Замерзшее тело начало дрожать. Дрожь добралась до зубов. Чтобы они не стучали, Борубай крепко сжал челюсти, перевернулся на живот.
— Эй, на берегу! — позвал осторожно.
— Мы тебя давно видим. Выползай прямо, тут неопасно. Мин нет.
…В землянке Борубая отогрели. Растирка и внутренний водочный «сугрев» свалили его с ног. Очнулся от сонного беспамятства утром… Оделся в сухое. Живой и целый, но без радости. Стрелка не было. Не переплыл. Никто его не видел. Сгинул человек
День клонился к вечеру. У командного пункта полка стоял Митрохин с командирами и еще раз уточнял порядок на завтра. Убедившись, что все его поняли, решил попрощаться с подчиненными, но в это время перед глазами выросли две фигуры: Осипов и Борубай. Младший лейтенант и командир полка шагнули друг другу навстречу и обнялись, как сын с отцом.
— Рад, очень рад видеть тебя. Поздравляю с возвращением. Пошиванов, принимай отважного казака. За одного битого двух небитых дают. Молодец, что выбрался. Здоровайся со всеми… Не ранен, не побит?… Где стрелок?
— Нет стрелка, товарищ командир. Или утонул в Донце, или убит, когда переплывали. Вот документы о моем переходе линии фронта…
Митрохин читал в молчаливой тишине. Закончив, передал справку Сергееву и Мельнику.
— Жаль, хороший был паренек. Тебя, Борубай, никто ни в чем винить не собирается… Случай. Могло получиться и так, что никто бы не переплыл. За настойчивость хвалю. Надо, начальник штаба, собрать летчиков, пусть пилот расскажет о своем опыте. Может, и пригодится кому.
— Командир, — вступил в разговор Мельник, — справка написана так, что не очень поймешь судьбу Сверчкова. Ночь есть ночь. Кто там в темноте все разглядит. Ясно одно: документ подтверждает, что два человека под огнем переплывали реку. Один выплыл, второго нет. Но семье не все равно: «пропал без вести» или «погиб в бою смертью храбрых».
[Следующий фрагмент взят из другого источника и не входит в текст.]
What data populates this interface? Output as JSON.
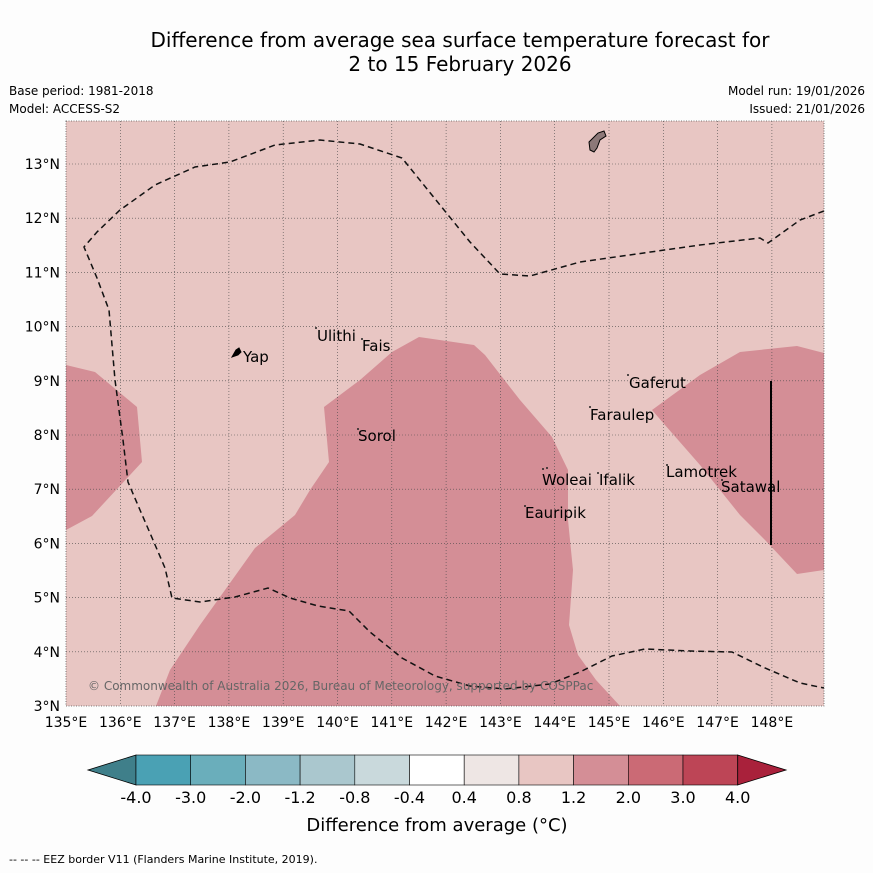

— Конечно, надежда — и нет надежды.
— Не только это. Но и нет пенсии или есть пенсия.
— Это тоже верно…
— Не будем предрешать. Пусть Борубай передохнет денек Напишем рапорт об обстоятельствах перехода линии фронта, а потом решим, как быть…
— Скажи нам, — обратился он к летчику, — у тебя есть какие-либо замечания и претензии к Осипову по вашему вылету?… Может быть, ошибки командира группы привели и к потерям, и к неисполнению задачи?…
— Какие могут быть претензии? — возмущенным, резким тоном переспросил Борубай. — Не надо нас обижать, товарищ подполковник. Мой командир — настоящий командир! Хороший друг — джаныбар[24].
В глубокой задумчивости, походкой уставшего человека ушел Маслов с КП. Он радовался возвращению Борубая и грустил о судьбе Сверчкова. В сознании у него не оставалось сомнения в справедливости выражения «погиб смертью храбрых»: возврата на западный берег у воздушного стрелка не было. Там остались два вражеских трупа. «Возвратившегося» простить немцы не могли.